The Government Accountability Office (GAO) recently published the report, Critical Infrastructure Protection : An Implementation Strategy Could Advance DHS's Coordination of Resilience Efforts across Port and Other Infrastructure. Although this report focuses primarily on ports, the concepts contained in it pertain to infrastructure in general, including water. The GAO examined the DHS's (Department of Homeland Security) definition of resilience, "the ability to resist, absorb, recover from, or successfully adapt to adversity or a change in conditions" (pp. 1-2). Each of the four infinitives in the definition "broadly corresponds to some resilience-enhancing measure . . . resilience involves preparation before, mitigation during, response immediately following, and recovery after an adverse event" (p. 2).
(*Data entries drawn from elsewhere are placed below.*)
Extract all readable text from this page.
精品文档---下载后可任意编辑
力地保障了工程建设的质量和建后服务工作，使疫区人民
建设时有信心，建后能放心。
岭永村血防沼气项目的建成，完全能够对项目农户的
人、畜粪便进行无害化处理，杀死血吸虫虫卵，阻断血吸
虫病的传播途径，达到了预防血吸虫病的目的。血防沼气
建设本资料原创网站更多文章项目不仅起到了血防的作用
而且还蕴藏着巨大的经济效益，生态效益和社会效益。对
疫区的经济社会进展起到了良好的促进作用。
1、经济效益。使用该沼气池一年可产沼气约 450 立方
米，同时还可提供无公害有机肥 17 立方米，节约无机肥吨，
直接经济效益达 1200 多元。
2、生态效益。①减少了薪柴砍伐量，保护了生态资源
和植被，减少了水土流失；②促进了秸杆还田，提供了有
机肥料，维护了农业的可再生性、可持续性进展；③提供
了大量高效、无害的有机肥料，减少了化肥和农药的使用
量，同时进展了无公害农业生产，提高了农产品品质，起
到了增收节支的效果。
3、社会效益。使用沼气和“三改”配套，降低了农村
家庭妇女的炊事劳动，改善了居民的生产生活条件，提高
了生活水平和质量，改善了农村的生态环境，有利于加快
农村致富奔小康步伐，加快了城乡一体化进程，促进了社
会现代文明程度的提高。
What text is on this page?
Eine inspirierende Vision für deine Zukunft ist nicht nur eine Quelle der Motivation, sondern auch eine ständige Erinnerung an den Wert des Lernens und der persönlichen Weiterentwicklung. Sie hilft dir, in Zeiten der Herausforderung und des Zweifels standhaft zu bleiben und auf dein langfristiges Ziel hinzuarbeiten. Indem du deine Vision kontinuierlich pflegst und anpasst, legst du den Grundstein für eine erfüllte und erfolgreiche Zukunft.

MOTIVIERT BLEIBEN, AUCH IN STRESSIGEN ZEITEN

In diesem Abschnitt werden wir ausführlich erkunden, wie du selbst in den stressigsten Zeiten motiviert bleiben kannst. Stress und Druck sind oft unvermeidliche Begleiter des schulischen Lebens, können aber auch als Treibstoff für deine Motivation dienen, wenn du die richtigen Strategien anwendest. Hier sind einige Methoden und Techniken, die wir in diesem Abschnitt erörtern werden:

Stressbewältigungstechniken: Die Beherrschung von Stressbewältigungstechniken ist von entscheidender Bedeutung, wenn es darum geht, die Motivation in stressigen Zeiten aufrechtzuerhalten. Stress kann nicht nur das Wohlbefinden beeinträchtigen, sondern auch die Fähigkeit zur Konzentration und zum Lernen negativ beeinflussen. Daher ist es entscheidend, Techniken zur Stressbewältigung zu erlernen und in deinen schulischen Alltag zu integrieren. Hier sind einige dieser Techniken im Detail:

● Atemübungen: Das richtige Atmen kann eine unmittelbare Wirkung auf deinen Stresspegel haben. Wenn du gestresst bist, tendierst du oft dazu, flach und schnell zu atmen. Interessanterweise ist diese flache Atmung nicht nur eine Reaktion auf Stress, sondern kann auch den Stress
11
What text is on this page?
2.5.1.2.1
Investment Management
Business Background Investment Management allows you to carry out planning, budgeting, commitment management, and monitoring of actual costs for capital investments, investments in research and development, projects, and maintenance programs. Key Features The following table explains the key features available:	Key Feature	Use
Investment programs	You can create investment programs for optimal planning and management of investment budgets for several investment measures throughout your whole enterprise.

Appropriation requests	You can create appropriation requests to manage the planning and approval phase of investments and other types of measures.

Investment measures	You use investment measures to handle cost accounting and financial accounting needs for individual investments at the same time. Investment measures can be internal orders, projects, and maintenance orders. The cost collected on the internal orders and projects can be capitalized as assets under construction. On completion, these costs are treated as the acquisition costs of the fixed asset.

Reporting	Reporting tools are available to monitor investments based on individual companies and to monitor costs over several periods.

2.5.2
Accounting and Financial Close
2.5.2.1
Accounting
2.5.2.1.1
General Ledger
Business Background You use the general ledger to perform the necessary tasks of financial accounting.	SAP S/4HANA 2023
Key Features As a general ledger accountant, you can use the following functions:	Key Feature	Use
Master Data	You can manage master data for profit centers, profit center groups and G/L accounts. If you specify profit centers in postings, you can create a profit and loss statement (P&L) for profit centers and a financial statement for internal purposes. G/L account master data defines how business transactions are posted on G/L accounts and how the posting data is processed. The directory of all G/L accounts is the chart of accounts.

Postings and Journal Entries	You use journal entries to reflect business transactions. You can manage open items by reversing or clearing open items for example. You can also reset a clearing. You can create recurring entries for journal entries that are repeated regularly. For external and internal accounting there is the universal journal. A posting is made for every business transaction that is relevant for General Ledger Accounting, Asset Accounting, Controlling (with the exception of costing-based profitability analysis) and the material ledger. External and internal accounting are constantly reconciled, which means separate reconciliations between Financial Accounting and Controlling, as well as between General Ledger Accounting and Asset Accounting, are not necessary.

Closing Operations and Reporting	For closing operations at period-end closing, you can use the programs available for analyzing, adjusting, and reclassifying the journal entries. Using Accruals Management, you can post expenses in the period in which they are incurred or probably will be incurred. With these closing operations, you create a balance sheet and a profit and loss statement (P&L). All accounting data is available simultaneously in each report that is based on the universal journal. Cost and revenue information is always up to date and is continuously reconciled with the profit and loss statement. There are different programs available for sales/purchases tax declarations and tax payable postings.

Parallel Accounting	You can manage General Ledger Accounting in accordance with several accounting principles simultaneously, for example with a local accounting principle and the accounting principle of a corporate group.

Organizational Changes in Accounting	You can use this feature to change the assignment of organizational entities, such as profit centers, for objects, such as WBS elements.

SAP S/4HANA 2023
Understanding infrastructure as systems, the GAO included in the concept of resilience their interdependencies and geographic boundaries. Nationally, the DHS listed 18 infrastructure segments: Food and Agriculture, Banking and Finance, Chemical, Commercial Facilities, Communication, Critical Manufacturing, Dams, Defense Industrial Base, Emergency Service, Energy, Government Facilities, Healthcare and Public Health, Information Technology, National Monuments and Icons, Nuclear Reactors, Materials and Waste, Postal and Shipping, Transportation Systems, Water.
A previous report of the DHS, National Infrastructure Protection Plan, outlined DHS's strategy to educate asset owners on resilience--assessment criteria of resilience and vulnerability, identification of gaps, development of procedures, and establishing accountability.